Nevertheless, the fledgling nation made a series of critical decisions which helped establish its permanent character. Fiercely republican and abhorring the dictatorial chaos witnessed while part of Mexico, it decreed that its president would be allowed to serve only three years and then be required to sit out a term before being eligible to run again. Clergymen were forbidden to serve in the legislature, and slavery was not only permitted but protected: ‘No free Negro shall reside in Texas without consent of Congress.’

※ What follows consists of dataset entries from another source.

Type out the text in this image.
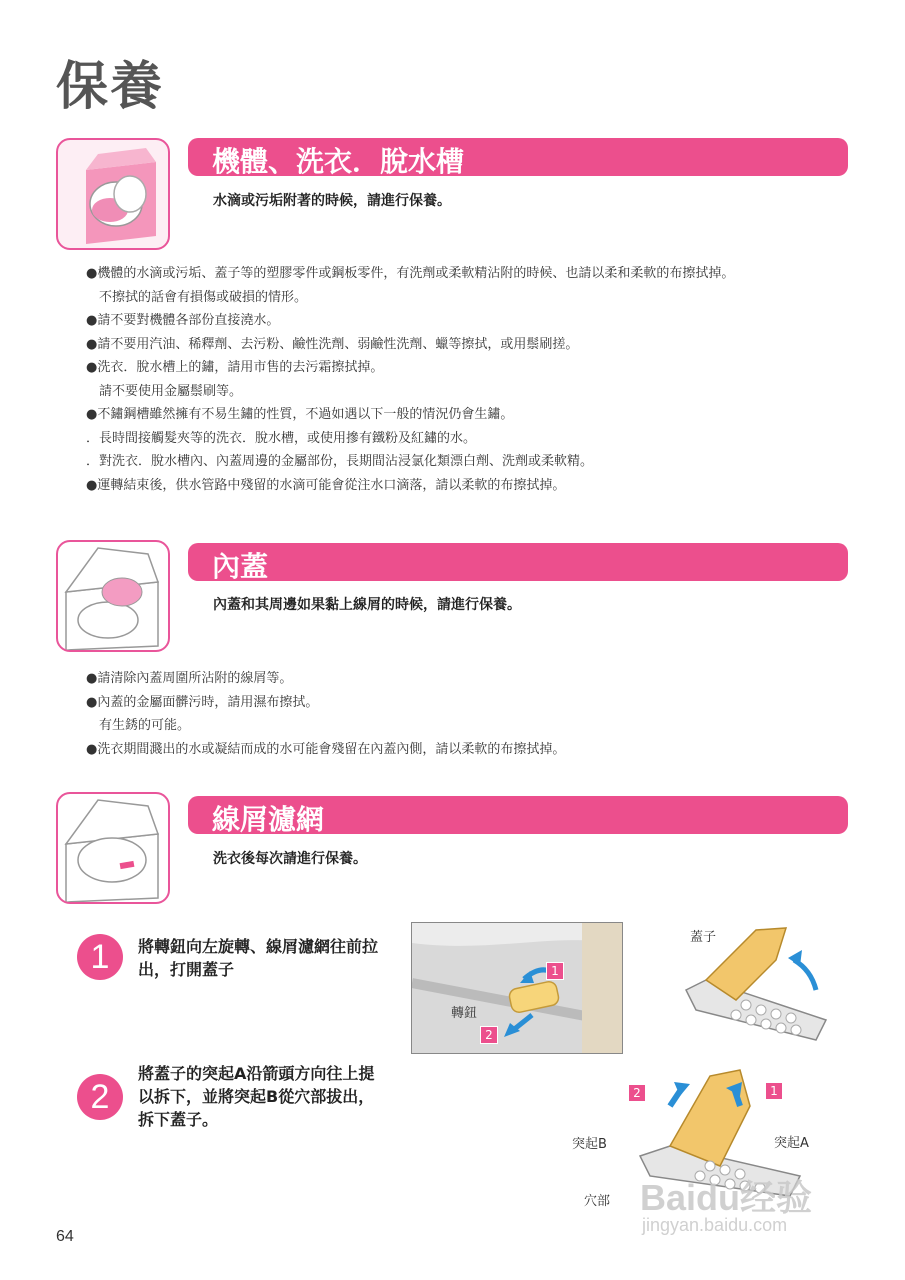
保養
機體、洗衣．脫水槽
水滴或污垢附著的時候，請進行保養。
●機體的水滴或污垢、蓋子等的塑膠零件或鋼板零件，有洗劑或柔軟精沾附的時候、也請以柔和柔軟的布擦拭掉。
　不擦拭的話會有損傷或破損的情形。
●請不要對機體各部份直接澆水。
●請不要用汽油、稀釋劑、去污粉、鹼性洗劑、弱鹼性洗劑、蠟等擦拭，或用鬃刷搓。
●洗衣．脫水槽上的鏽，請用市售的去污霜擦拭掉。
　請不要使用金屬鬃刷等。
●不鏽鋼槽雖然擁有不易生鏽的性質，不過如遇以下一般的情況仍會生鏽。
．長時間接觸髮夾等的洗衣．脫水槽，或使用摻有鐵粉及紅鏽的水。
．對洗衣．脫水槽內、內蓋周邊的金屬部份，長期間沾浸氯化類漂白劑、洗劑或柔軟精。
●運轉結束後，供水管路中殘留的水滴可能會從注水口滴落，請以柔軟的布擦拭掉。
內蓋
內蓋和其周邊如果黏上線屑的時候，請進行保養。
●請清除內蓋周圍所沾附的線屑等。
●內蓋的金屬面髒污時，請用濕布擦拭。
　有生銹的可能。
●洗衣期間濺出的水或凝結而成的水可能會殘留在內蓋內側，請以柔軟的布擦拭掉。
線屑濾網
洗衣後每次請進行保養。
1	將轉鈕向左旋轉、線屑濾網往前拉出，打開蓋子
轉鈕
1
2
蓋子
2
將蓋子的突起A沿箭頭方向往上提以拆下，並將突起B從穴部拔出，拆下蓋子。
2	1
突起B	突起A
穴部 Baidu经验
jingyan.baidu.com
64
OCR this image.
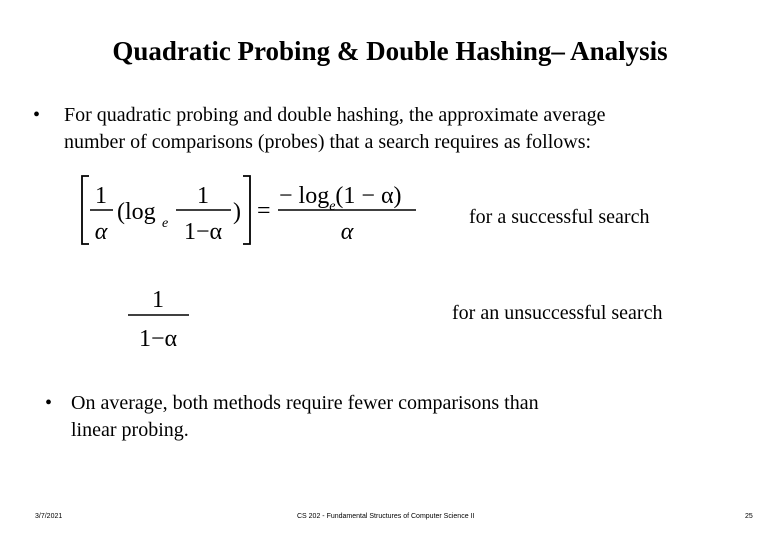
Quadratic Probing & Double Hashing– Analysis
• For quadratic probing and double hashing, the approximate average
number of comparisons (probes) that a search requires as follows:
1
α
(log e
1
1−α
) =
− $\log_e(1 - \alpha)$
α
for a successful search
1
1−α
for an unsuccessful search
• On average, both methods require fewer comparisons than
linear probing.
3/7/2021	CS 202 - Fundamental Structures of Computer Science II	25
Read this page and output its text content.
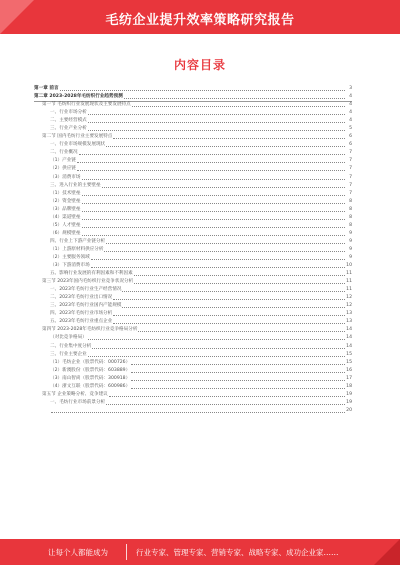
毛纺企业提升效率策略研究报告
内容目录
第一章 前言	3
第二章 2023-2028年毛纺织行业趋势预测	4
第一节 毛纺织行业发展现状及主要发展特点	4
一、行业市场分析	4
二、主要经营模式	4
三、行业产业分析	5
第二节 国内毛纺行业主要发展特点	6
一、行业市场规模发展现状	6
二、行业概况	7
（1）产业链	7
（2）供应链	7
（3）消费市场	7
三、进入行业的主要壁垒	7
（1）技术壁垒	7
（2）资金壁垒	8
（3）品牌壁垒	8
（4）渠道壁垒	8
（5）人才壁垒	8
（6）规模壁垒	9
四、行业上下游产业链分析	9
（1）上游原材料供应分析	9
（2）主要服务领域	9
（3）下游消费市场	10
五、影响行业发展的有利因素和不利因素	11
第三节 2023年国内毛纺织行业竞争状况分析	11
一、2023年毛纺行业生产经营情况	11
二、2023年毛纺行业出口情况	12
三、2023年毛纺行业国内产能规模	12
四、2023年毛纺行业市场分析	13
五、2023年毛纺行业重点企业	13
第四节 2023-2028年毛纺织行业竞争格局分析	14
（对比竞争格局）	14
二、行业集中度分析	14
三、行业主要企业	15
（1）毛纺企业（股票代码：000726）	15
（2）新澳股份（股票代码：603889）	16
（3）南山智尚（股票代码：300918）	17
（4）浙文互联（股票代码：600986）	18
第五节 企业策略分析、竞争建议	19
一、毛纺行业市场前景分析	19
20
让每个人都能成为	行业专家、管理专家、营销专家、战略专家、成功企业家……
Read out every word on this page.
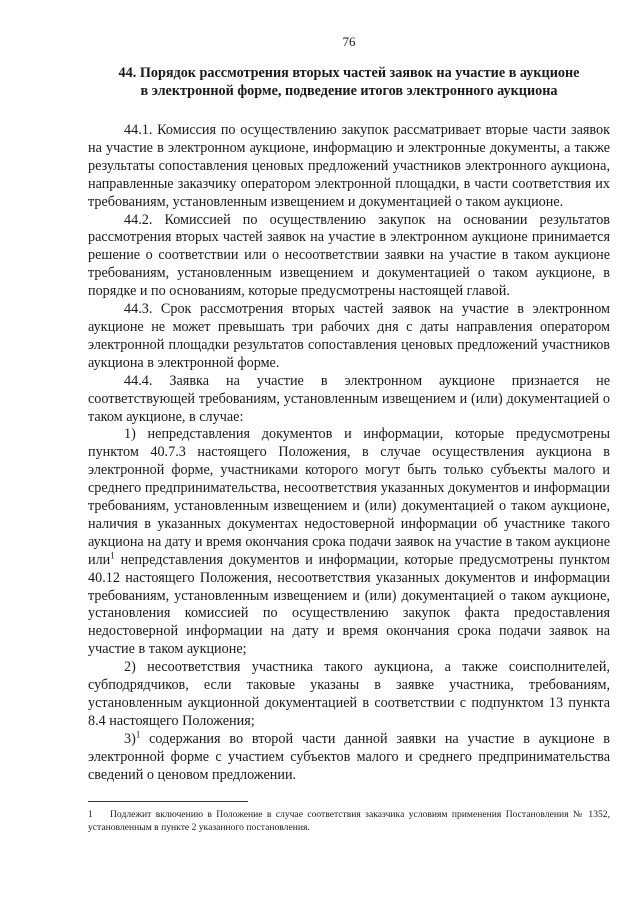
76
44. Порядок рассмотрения вторых частей заявок на участие в аукционе
в электронной форме, подведение итогов электронного аукциона

44.1. Комиссия по осуществлению закупок рассматривает вторые части заявок на участие в электронном аукционе, информацию и электронные документы, а также результаты сопоставления ценовых предложений участников электронного аукциона, направленные заказчику оператором электронной площадки, в части соответствия их требованиям, установленным извещением и документацией о таком аукционе.

44.2. Комиссией по осуществлению закупок на основании результатов рассмотрения вторых частей заявок на участие в электронном аукционе принимается решение о соответствии или о несоответствии заявки на участие в таком аукционе требованиям, установленным извещением и документацией о таком аукционе, в порядке и по основаниям, которые предусмотрены настоящей главой.

44.3. Срок рассмотрения вторых частей заявок на участие в электронном аукционе не может превышать три рабочих дня с даты направления оператором электронной площадки результатов сопоставления ценовых предложений участников аукциона в электронной форме.

44.4. Заявка на участие в электронном аукционе признается не соответствующей требованиям, установленным извещением и (или) документацией о таком аукционе, в случае:

1) непредставления документов и информации, которые предусмотрены пунктом 40.7.3 настоящего Положения, в случае осуществления аукциона в электронной форме, участниками которого могут быть только субъекты малого и среднего предпринимательства, несоответствия указанных документов и информации требованиям, установленным извещением и (или) документацией о таком аукционе, наличия в указанных документах недостоверной информации об участнике такого аукциона на дату и время окончания срока подачи заявок на участие в таком аукционе или$^1$ непредставления документов и информации, которые предусмотрены пунктом 40.12 настоящего Положения, несоответствия указанных документов и информации требованиям, установленным извещением и (или) документацией о таком аукционе, установления комиссией по осуществлению закупок факта предоставления недостоверной информации на дату и время окончания срока подачи заявок на участие в таком аукционе;

2) несоответствия участника такого аукциона, а также соисполнителей, субподрядчиков, если таковые указаны в заявке участника, требованиям, установленным аукционной документацией в соответствии с подпунктом 13 пункта 8.4 настоящего Положения;

3)$^1$ содержания во второй части данной заявки на участие в аукционе в электронной форме с участием субъектов малого и среднего предпринимательства сведений о ценовом предложении.

1 Подлежит включению в Положение в случае соответствия заказчика условиям применения Постановления № 1352, установленным в пункте 2 указанного постановления.
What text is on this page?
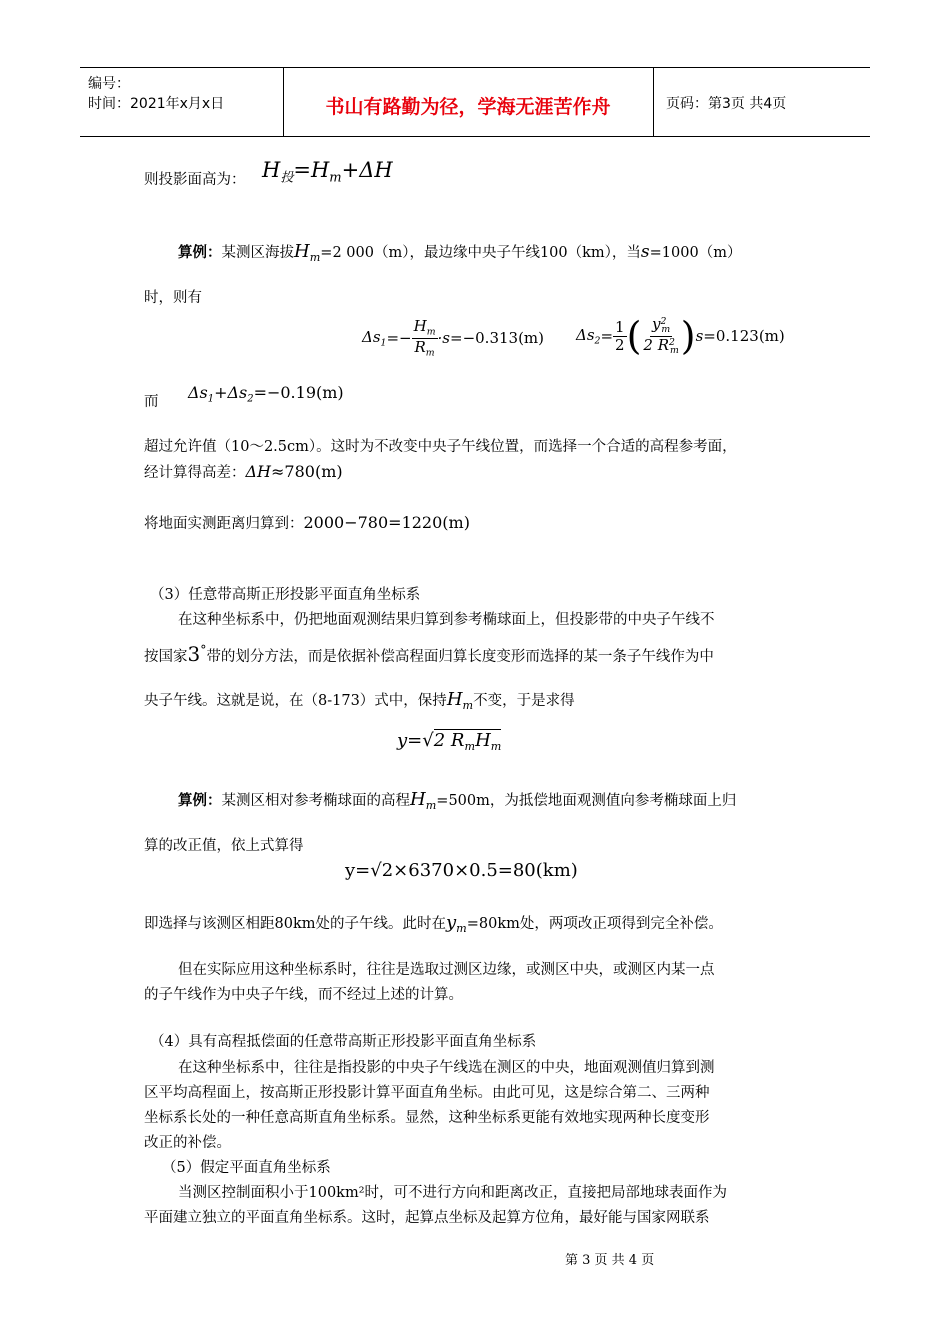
编号：
时间：2021年x月x日	书山有路勤为径，学海无涯苦作舟	页码：第3页 共4页
则投影面高为： $H_投=H_m+\Delta H$
算例：某测区海拔$H_m=2$ 000（m），最边缘中央子午线100（km），当s=1000（m）
时，则有
$\Delta s_1 =- \frac{H_m}{R_m} \cdot s = -0.313(m) \Delta s_2 = \frac{1}{2}$ ( $\frac{y^2_m}{2 R^2_m}$ ) s = 0.123(m)
而 $\Delta s_1+\Delta s_2=-0.19(m)$
超过允许值（10～2.5cm）。这时为不改变中央子午线位置，而选择一个合适的高程参考面，
经计算得高差：ΔH≈780(m)
将地面实测距离归算到：2000−780=1220(m)
（3）任意带高斯正形投影平面直角坐标系
在这种坐标系中，仍把地面观测结果归算到参考椭球面上，但投影带的中央子午线不
按国家3°带的划分方法，而是依据补偿高程面归算长度变形而选择的某一条子午线作为中
央子午线。这就是说，在（8-173）式中，保持$H_m$不变，于是求得
y=√2 $R_mH_m$
算例：某测区相对参考椭球面的高程$H_m=500m$，为抵偿地面观测值向参考椭球面上归
算的改正值，依上式算得
y=√2×6370×0.5=80(km)
即选择与该测区相距80km处的子午线。此时在$y_m=80km$处，两项改正项得到完全补偿。
但在实际应用这种坐标系时，往往是选取过测区边缘，或测区中央，或测区内某一点
的子午线作为中央子午线，而不经过上述的计算。
（4）具有高程抵偿面的任意带高斯正形投影平面直角坐标系
在这种坐标系中，往往是指投影的中央子午线选在测区的中央，地面观测值归算到测
区平均高程面上，按高斯正形投影计算平面直角坐标。由此可见，这是综合第二、三两种
坐标系长处的一种任意高斯直角坐标系。显然，这种坐标系更能有效地实现两种长度变形
改正的补偿。
（5）假定平面直角坐标系
当测区控制面积小于100km²时，可不进行方向和距离改正，直接把局部地球表面作为
平面建立独立的平面直角坐标系。这时，起算点坐标及起算方位角，最好能与国家网联系
第 3 页 共 4 页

The basic attitudes of the nation could be summarized in a series of adjectives: individualistic, aggressive, volatile, rural, egalitarian insofar as white Anglo-Saxon Protestants were concerned, and often violent; but the overriding characteristic during these early years would be national poverty. Texas had the bad luck to start its history as a free nation just as financial panic paralyzed the United States and slowed down transactions in Europe. With no solid economy on which to construct a currency and minimal trade on which to levy taxes, the poverty-stricken republic stumbled along, always on the verge of bankruptcy, and since the United States had no paper money or coinage to spare, Texas had to depend upon the most dubious banknotes issued by entities not much more solvent than it was. Currency issued by states like Mississippi and Arkansas circulated at fifty-percent discount, with only the more solid notes of New Orleans and Alabama retaining a value of a hundred cents to the dollar. Mexican money was good, but most prized of all were the notes of Great Britain and France. Even so, the rule among merchants was: ‘If you take money in before eleven, pass it along to somebody else before five.’
Of course, Texas did try to float its own paper money, but the result was disastrous: issued at a hundred cents on the dollar, it was immediately discounted to eighty cents, then to sixty cents before it stabilized at about fifty cents. And that was the so-called ‘solid dollar backed by collateral.’